When living in a village in Burkina Faso, it’s important to be able to carve off a special section of your brain for any animals that you care about. It’s important to love them but to be able to let them go about their lives and to keep a small emotional distance between them and you. Although Juma would follow me whenever I left the house and spent every night of his life sleeping inside (oftentimes next to my cot), he was free to run and play and dig and chew outside all day. I realized early on that to deny him these basics of dog life in order to fit him into an Americanized mould was to strip from him what he was born to do. When I first brought him home, I had quiet intentions to bring him back to the States with me at the end of my service. I thought: “What a better life he will have.” I then began to think about what this meant. In the US, he would need a leash; he would need to have his life structured around my schedule of work or school; he would be cooped up in an apartment; he would not be able to dig at will; he would not be able to go to the bathroom where and when he wanted. The list went on and I quickly realized that his life in village was leaps and bounds more fulfilling than his life would have been in the US. And when one has a dog in this environment, he or she must be aware of the reality that although animals have great freedom, their situation is never stable. Things happen and unfortunately a dog dying like this is not uncommon. In taking on an animal as a companion here, I had to mentally prepare myself for an event like this and although it was still difficult, I’m glad that I did. To borrow a very popular expression used here: c’est comme-ça ici.
So with that, little Jumes, you were a great friend and you will be sorely missed up here in the Sourou Valley.
I hope all is well back home.
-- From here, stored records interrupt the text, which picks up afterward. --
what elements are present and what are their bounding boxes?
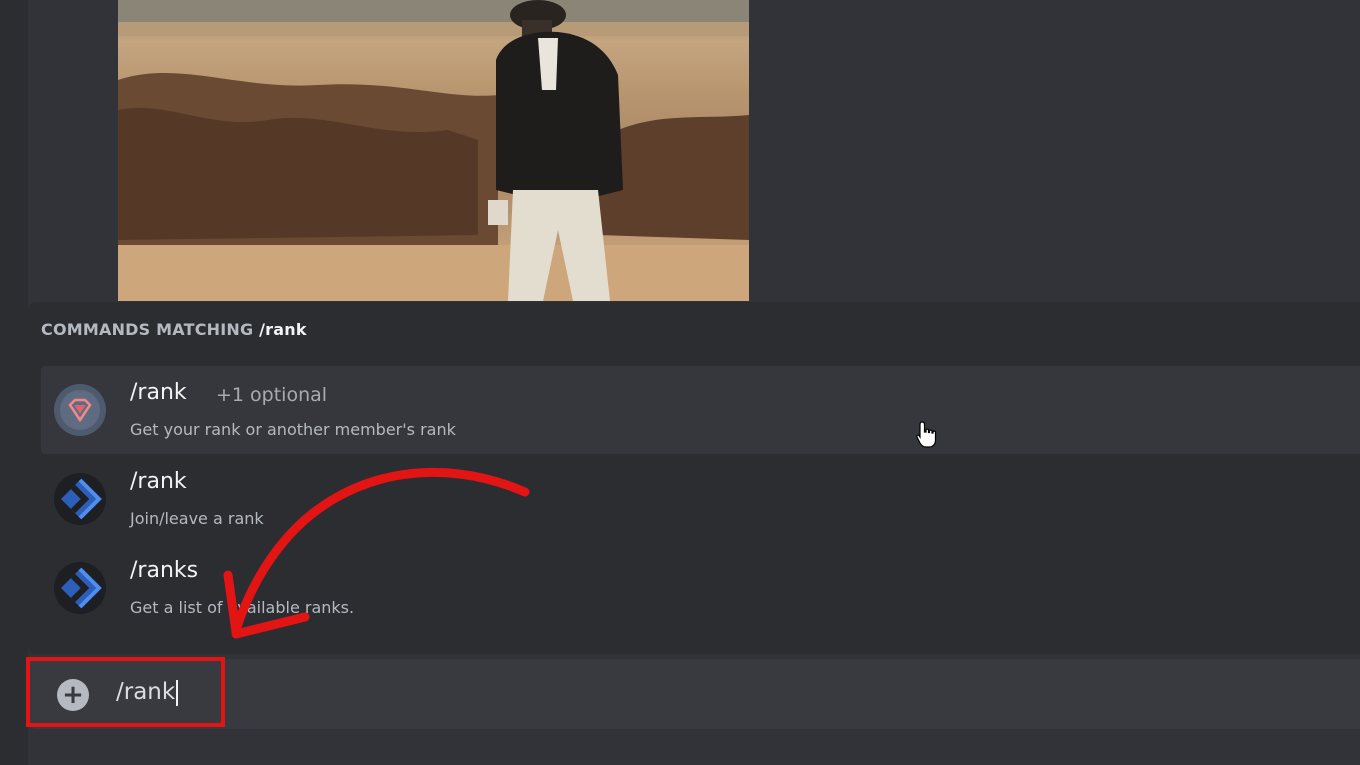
command-option-rank-1[interactable]: /rank +1 optional Get your rank or anoth… <box>41 366 1360 454</box>
header-prefix: COMMANDS MATCHING <box>41 320 254 339</box>
gem-shield-icon <box>53 383 107 437</box>
command-description: Join/leave a rank <box>130 509 264 528</box>
message-input-bar[interactable]: + /rank <box>28 659 1360 729</box>
command-description: Get your rank or another member's rank <box>130 420 456 439</box>
gif-embed[interactable] <box>118 0 749 301</box>
annotation-highlight-box <box>26 657 225 727</box>
command-name: /ranks <box>130 558 199 583</box>
command-description: Get a list of available ranks. <box>130 598 355 617</box>
command-name: /rank <box>130 380 187 405</box>
left-gutter <box>0 0 28 765</box>
header-query: /rank <box>259 320 307 339</box>
bot-chevron-icon <box>53 472 107 526</box>
command-name: /rank <box>130 469 187 494</box>
hand-pointer-icon <box>916 421 937 448</box>
command-options: +1 optional <box>216 384 328 406</box>
command-option-rank-2[interactable]: /rank Join/leave a rank <box>41 455 1360 543</box>
command-autocomplete-popout: COMMANDS MATCHING /rank /rank +1 optiona… <box>28 302 1360 654</box>
popout-header: COMMANDS MATCHING /rank <box>41 320 307 339</box>
bot-chevron-icon <box>53 561 107 615</box>
command-option-ranks[interactable]: /ranks Get a list of available ranks. <box>41 544 1360 632</box>
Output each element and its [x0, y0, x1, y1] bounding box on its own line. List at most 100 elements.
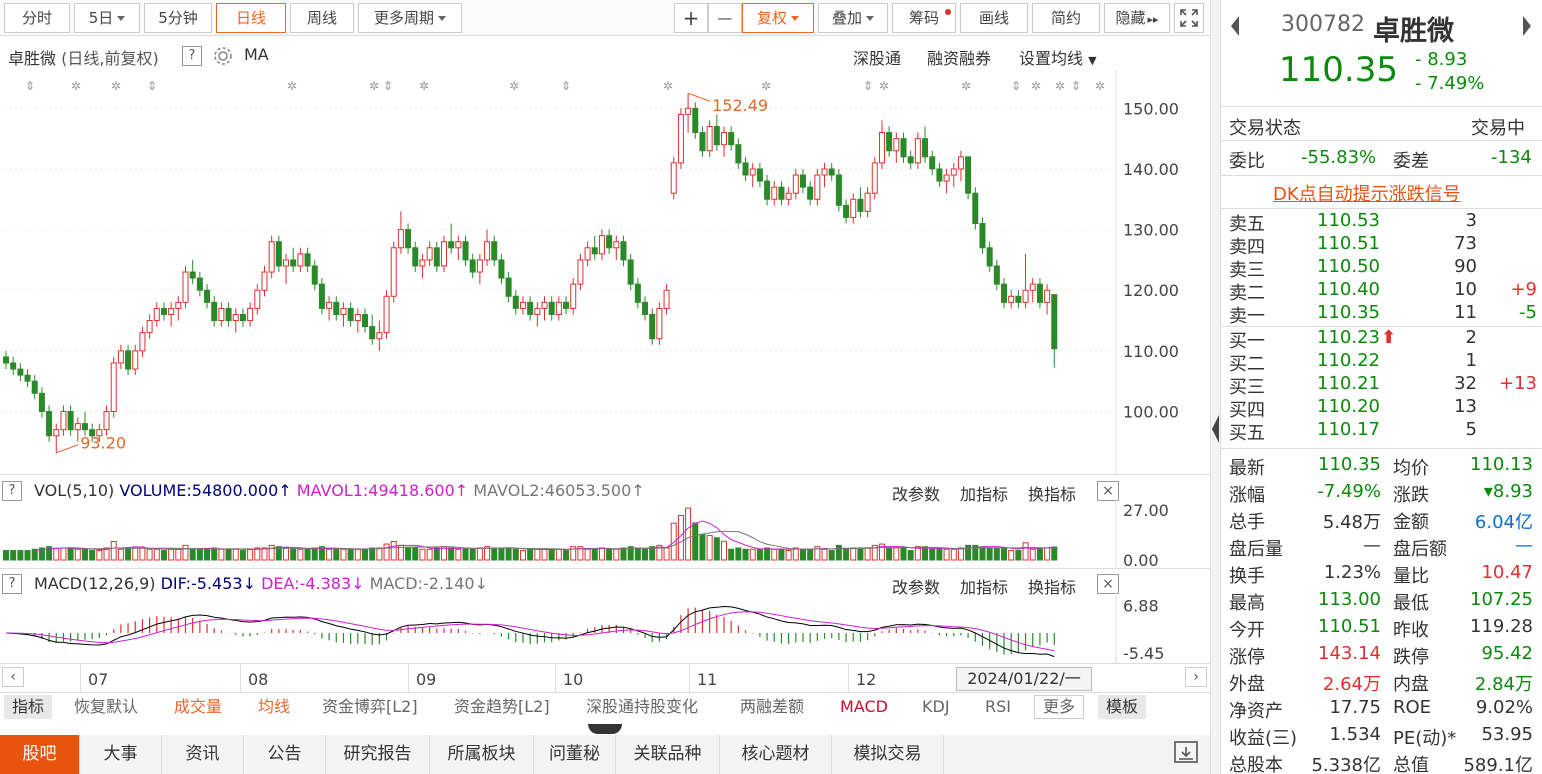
volume-bar[interactable] — [598, 547, 605, 561]
volume-bar[interactable] — [211, 547, 218, 561]
candlestick[interactable] — [936, 162, 943, 188]
candlestick[interactable] — [168, 302, 175, 327]
volume-bar[interactable] — [850, 547, 857, 561]
scroll-left-button[interactable]: ‹ — [2, 667, 24, 687]
event-marker-icon[interactable]: ✲ — [287, 79, 297, 93]
candlestick[interactable] — [204, 284, 211, 309]
volume-bar[interactable] — [957, 547, 964, 561]
volume-bar[interactable] — [821, 548, 828, 561]
volume-bar[interactable] — [96, 550, 103, 561]
candlestick[interactable] — [347, 302, 354, 327]
volume-bar[interactable] — [713, 537, 720, 561]
bid-row[interactable]: 买三 110.21 32 +13 — [1221, 373, 1542, 398]
candlestick[interactable] — [534, 302, 541, 327]
candlestick[interactable] — [634, 278, 641, 309]
volume-bar[interactable] — [1036, 547, 1043, 561]
volume-bar[interactable] — [369, 547, 376, 561]
candlestick[interactable] — [46, 405, 53, 442]
volume-bar[interactable] — [756, 548, 763, 561]
volume-bar[interactable] — [139, 547, 146, 561]
candlestick[interactable] — [354, 308, 361, 333]
bottom-tab[interactable]: 所属板块 — [430, 735, 534, 774]
bottom-tab[interactable]: 研究报告 — [326, 735, 430, 774]
collapse-handle[interactable] — [588, 724, 622, 734]
volume-bar[interactable] — [807, 548, 814, 561]
volume-bar[interactable] — [785, 550, 792, 561]
event-marker-icon[interactable]: ✲ — [1055, 79, 1065, 93]
volume-bar[interactable] — [426, 548, 433, 561]
candlestick[interactable] — [950, 162, 957, 188]
volume-bar[interactable] — [333, 548, 340, 561]
candlestick[interactable] — [728, 126, 735, 151]
volume-bar[interactable] — [110, 540, 117, 561]
set-ma-dropdown[interactable]: 设置均线 ▼ — [1019, 45, 1097, 69]
volume-bar[interactable] — [642, 548, 649, 561]
candlestick[interactable] — [929, 150, 936, 176]
candlestick[interactable] — [440, 235, 447, 273]
event-marker-icon[interactable]: ✲ — [369, 79, 379, 93]
volume-bar[interactable] — [591, 548, 598, 561]
volume-bar[interactable] — [448, 547, 455, 561]
macd-chart[interactable]: 6.88 -5.45 — [0, 593, 1210, 663]
ask-row[interactable]: 卖四 110.51 73 — [1221, 233, 1542, 258]
volume-bar[interactable] — [512, 548, 519, 561]
volume-bar[interactable] — [907, 550, 914, 561]
chart-help-icon[interactable]: ? — [182, 46, 202, 66]
bottom-tab[interactable]: 资讯 — [162, 735, 244, 774]
volume-bar[interactable] — [53, 547, 60, 561]
bottom-tab[interactable]: 问董秘 — [534, 735, 616, 774]
candlestick[interactable] — [519, 296, 526, 315]
volume-bar[interactable] — [354, 548, 361, 561]
candlestick[interactable] — [1044, 284, 1051, 315]
volume-bar[interactable] — [900, 547, 907, 561]
volume-bar[interactable] — [706, 535, 713, 561]
bottom-tab[interactable]: 核心题材 — [720, 735, 832, 774]
volume-bar[interactable] — [699, 534, 706, 561]
volume-bar[interactable] — [297, 548, 304, 561]
candlestick[interactable] — [764, 175, 771, 206]
volume-bar[interactable] — [771, 548, 778, 561]
candlestick[interactable] — [254, 284, 261, 315]
bid-row[interactable]: 买四 110.20 13 — [1221, 396, 1542, 421]
candlestick[interactable] — [900, 132, 907, 163]
tab-daily[interactable]: 日线 — [216, 3, 286, 33]
candlestick[interactable] — [318, 278, 325, 315]
candlestick[interactable] — [412, 241, 419, 273]
candlestick[interactable] — [1015, 290, 1022, 309]
candlestick[interactable] — [38, 387, 45, 418]
candlestick[interactable] — [419, 253, 426, 279]
candlestick[interactable] — [907, 150, 914, 169]
volume-bar[interactable] — [247, 548, 254, 561]
volume-bar[interactable] — [326, 548, 333, 561]
split-marker-icon[interactable]: ⇕ — [25, 79, 35, 93]
candlestick[interactable] — [563, 296, 570, 315]
volume-bar[interactable] — [979, 546, 986, 561]
candlestick[interactable] — [462, 235, 469, 266]
volume-bar[interactable] — [412, 547, 419, 561]
candlestick[interactable] — [828, 162, 835, 182]
volume-bar[interactable] — [685, 507, 692, 561]
candlestick[interactable] — [239, 308, 246, 327]
volume-bar[interactable] — [498, 547, 505, 561]
volume-bar[interactable] — [182, 544, 189, 561]
event-marker-icon[interactable]: ✲ — [961, 79, 971, 93]
candlestick[interactable] — [792, 168, 799, 200]
volume-bar[interactable] — [828, 550, 835, 561]
candlestick[interactable] — [864, 187, 871, 218]
ask-row[interactable]: 卖五 110.53 3 — [1221, 210, 1542, 235]
candlestick[interactable] — [979, 217, 986, 254]
volume-bar[interactable] — [132, 547, 139, 561]
volume-bar[interactable] — [764, 547, 771, 561]
gear-icon[interactable] — [212, 45, 234, 67]
volume-bar[interactable] — [735, 547, 742, 561]
volume-bar[interactable] — [663, 547, 670, 561]
candlestick[interactable] — [433, 241, 440, 273]
candlestick[interactable] — [1001, 278, 1008, 309]
candlestick[interactable] — [627, 253, 634, 291]
volume-bar[interactable] — [196, 548, 203, 561]
volume-bar[interactable] — [922, 546, 929, 561]
candlestick[interactable] — [31, 375, 38, 400]
candlestick[interactable] — [405, 223, 412, 254]
candlestick[interactable] — [613, 235, 620, 260]
candlestick-chart[interactable]: 150.00 140.00 130.00 120.00 110.00 100.00 152.… — [0, 70, 1210, 474]
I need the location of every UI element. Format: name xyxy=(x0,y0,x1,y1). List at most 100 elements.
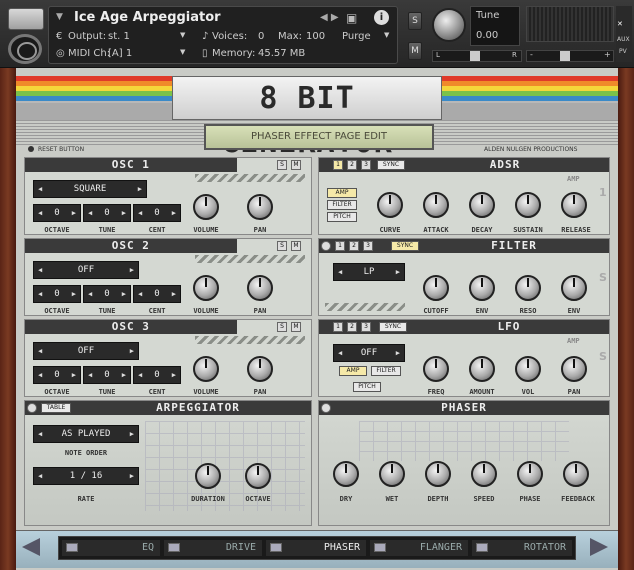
osc2-wave-selector[interactable]: ◀ OFF ▶ xyxy=(33,261,139,279)
arp-power-icon[interactable] xyxy=(27,403,37,413)
adsr-target-pitch[interactable]: PITCH xyxy=(327,212,357,222)
arp-duration-knob[interactable] xyxy=(195,463,221,489)
info-icon[interactable]: i xyxy=(374,10,389,25)
phaser-speed-knob[interactable] xyxy=(471,461,497,487)
purge-dropdown-icon[interactable]: ▼ xyxy=(384,31,389,39)
lfo-pan-knob[interactable] xyxy=(561,356,587,382)
osc1-volume-knob[interactable] xyxy=(193,194,219,220)
max-voices-value[interactable]: 100 xyxy=(306,31,325,42)
osc1-octave-selector[interactable]: ◀ 0 ▶ xyxy=(33,204,81,222)
osc2-tune-selector[interactable]: ◀ 0 ▶ xyxy=(83,285,131,303)
osc3-pan-knob[interactable] xyxy=(247,356,273,382)
purge-button[interactable]: Purge xyxy=(342,31,371,42)
phaser-wet-knob[interactable] xyxy=(379,461,405,487)
osc2-octave-selector[interactable]: ◀ 0 ▶ xyxy=(33,285,81,303)
osc3-tune-selector[interactable]: ◀ 0 ▶ xyxy=(83,366,131,384)
osc2-mute-button[interactable]: M xyxy=(291,241,301,251)
adsr-tab-2[interactable]: 2 xyxy=(347,160,357,170)
lfo-tab-1[interactable]: 1 xyxy=(333,322,343,332)
lfo-sync-button[interactable]: SYNC xyxy=(379,322,407,332)
lfo-freq-knob[interactable] xyxy=(423,356,449,382)
output-value[interactable]: st. 1 xyxy=(108,31,130,42)
fx-next-arrow-icon[interactable] xyxy=(590,538,608,556)
arp-octave-knob[interactable] xyxy=(245,463,271,489)
osc2-pan-knob[interactable] xyxy=(247,275,273,301)
lfo-tab-3[interactable]: 3 xyxy=(361,322,371,332)
fx-tab-flanger[interactable]: FLANGER xyxy=(370,540,468,556)
adsr-target-amp[interactable]: AMP xyxy=(327,188,357,198)
reset-button[interactable]: RESET BUTTON xyxy=(38,146,84,153)
filter-env2-knob[interactable] xyxy=(561,275,587,301)
fx-prev-arrow-icon[interactable] xyxy=(22,538,40,556)
lfo-amount-knob[interactable] xyxy=(469,356,495,382)
arp-order-selector[interactable]: ◀ AS PLAYED ▶ xyxy=(33,425,139,443)
filter-cutoff-knob[interactable] xyxy=(423,275,449,301)
osc2-solo-button[interactable]: S xyxy=(277,241,287,251)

I am currently in Ouaga prepared to leave for a beach vacation in Ghana on Monday the 26th! I will try to put up a less depressing post before heading out. Take care for now!
Jason, even I feel the loss of Juma so very far away. Thank you for writing such a wonderful remembrance. Mom
Dear Jason, Juma was lucky to have a human friend like you–it sounds like you understood him so well. I grew up in rural MA and our dogs always ran free–no leashes, no restraints. They often got into trouble (my dad, brothers, and I drove to NH to pick him up after Lucky went on one very adventurous carousing wilderness hike) and we lost a few to car accidents and other mysterious illnesses. I’ve never wanted a dog since then for the reasons you state. Juma had a great life. I am sorry for your loss. Carole R.